In the l960's, we wanted peace but we ourselves were angry. This time, after
hearing Gandhi's call that we must be the change we want to see happen in
the world, we came to our political efforts with an understanding that we
must cast violence from our hearts and minds if we are to cast it from our
world; that we must try to love our enemies as well as our friends; and that
when a genius of world-historic proportions emerges among us, we cannot and
we must not fail to do everything humanly and spiritually possible to
support him. For his sake…and for ours.

Having gone to a higher place within ourselves, a higher level of leadership
began to emerge among us. A higher level of leader now having emerged among
us, he calls us to an even higher place within ourselves. These two forces
together can and will, as Obama has said, truly change the world. Having
moved one mountain, we'll now remove the ones that remain.
And now, the Sixties can finally truly be over. I never felt that Bobby
Kennedy or Martin Luther King Jr. were really resting at peace. They always
seemed to me like ghosts among us, unhappy and unsettled somehow. But now I
think they can rest at last, because we have resurrected the dreams they
stood for. And those of us of a generation who in some way became frozen in
our psychic tracks back then, we as well can move on in a way we never have
before. We can finally let go of the past...now that the future is back.
Yes we can. Yes we did. Yes we will.

Marianne Williamson,
Author of Healing the Soul of America
Visit www.marianne.com

Scoops
12-01-2008, 04:32 AM
I agree with this in the broad sense of exciting new voters and energizing minorities. The historic sense of it is a breath of fresh air.

That being said, it was California and New York that provided 5 million of the winning 8 mil votes.
Pretty much the whole middle of the country went red, so I don't think everyone is thrilled by the outcome.

The part about Obama moving more mountains is a stretch, imo. and , I think it's kind of a diss to the Clintons.

40 years in the desert? Guess Bill's 8 years in office didn't count for much in Marianne's view

I will say though that so far, Obama is doing a nice job with his selections for this administration.

Portia.....
12-01-2008, 05:13 AM
I guess I don't consider Obama's election to be the religious experience that Marianne does. I also don't think hopes, dreams and idealism are the property of protestors.
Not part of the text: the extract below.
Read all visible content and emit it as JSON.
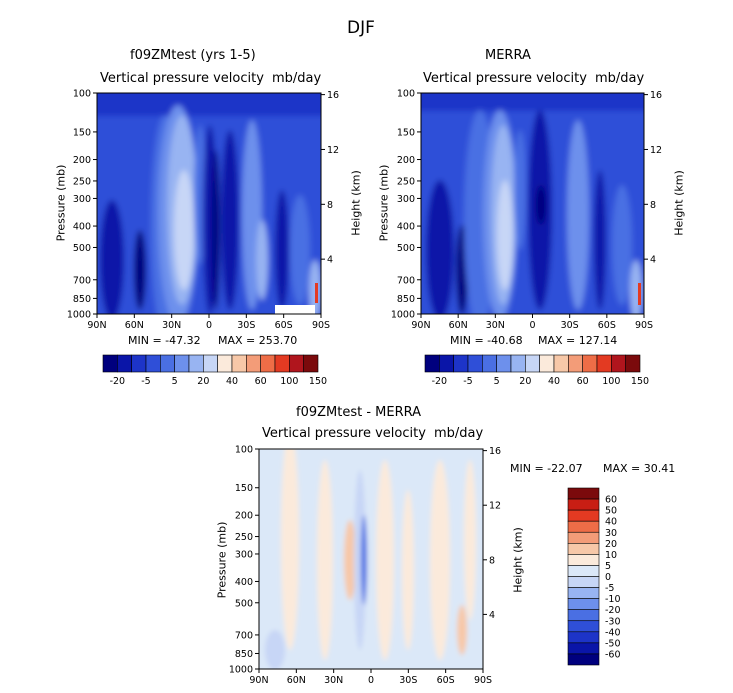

As far as the angels surrounding Obama, I feel angels surround us all -- even the unborn. All that being said, now that he has been elected president I support him one hundred percent. Unfortunately, when the other side loses, that is not always the case.

Susan
12-01-2008, 09:16 AM
Her message is a little too over-the-top election-as-spiritual-experience for me.

I do appreciate her excitement and share her thinking that Obama has incredible potential to right this ship, though!
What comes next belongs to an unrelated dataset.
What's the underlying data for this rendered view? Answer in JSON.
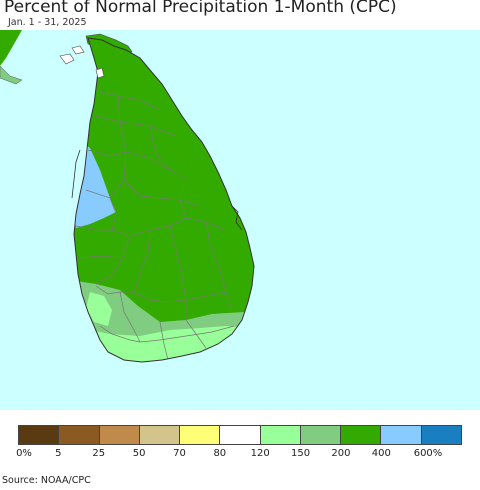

Looking forward to 1.20.09.

Mandy
12-01-2008, 11:07 AM
Geez, do you think Marianne may be just a tad bit too enthralled with the "Obama as Savior of the World" concept?

I fear that for some Obama fanatics, after raising such unrealistic hopes there is the distinct probability of a considerable letdown. Disappointment as well as at least some degree of disillusion will be pretty much inevitable, particularly in light of the current economic chaos in which we find ourselves immersed.

There will most certainly arise those instances where instead of proclaiming, "Yes we can", President Obama will be saying "No you can't".

Whether or not we have elected "a genius of world-historic proportions" remains to be seen.

I wish him well.

Jinh
12-01-2008, 01:42 PM
I have to agree, Mandy...the expectations for him are monumental...there is no way in the world he can live up to them....if he even lives up to 50% of some expectations I'll be happy.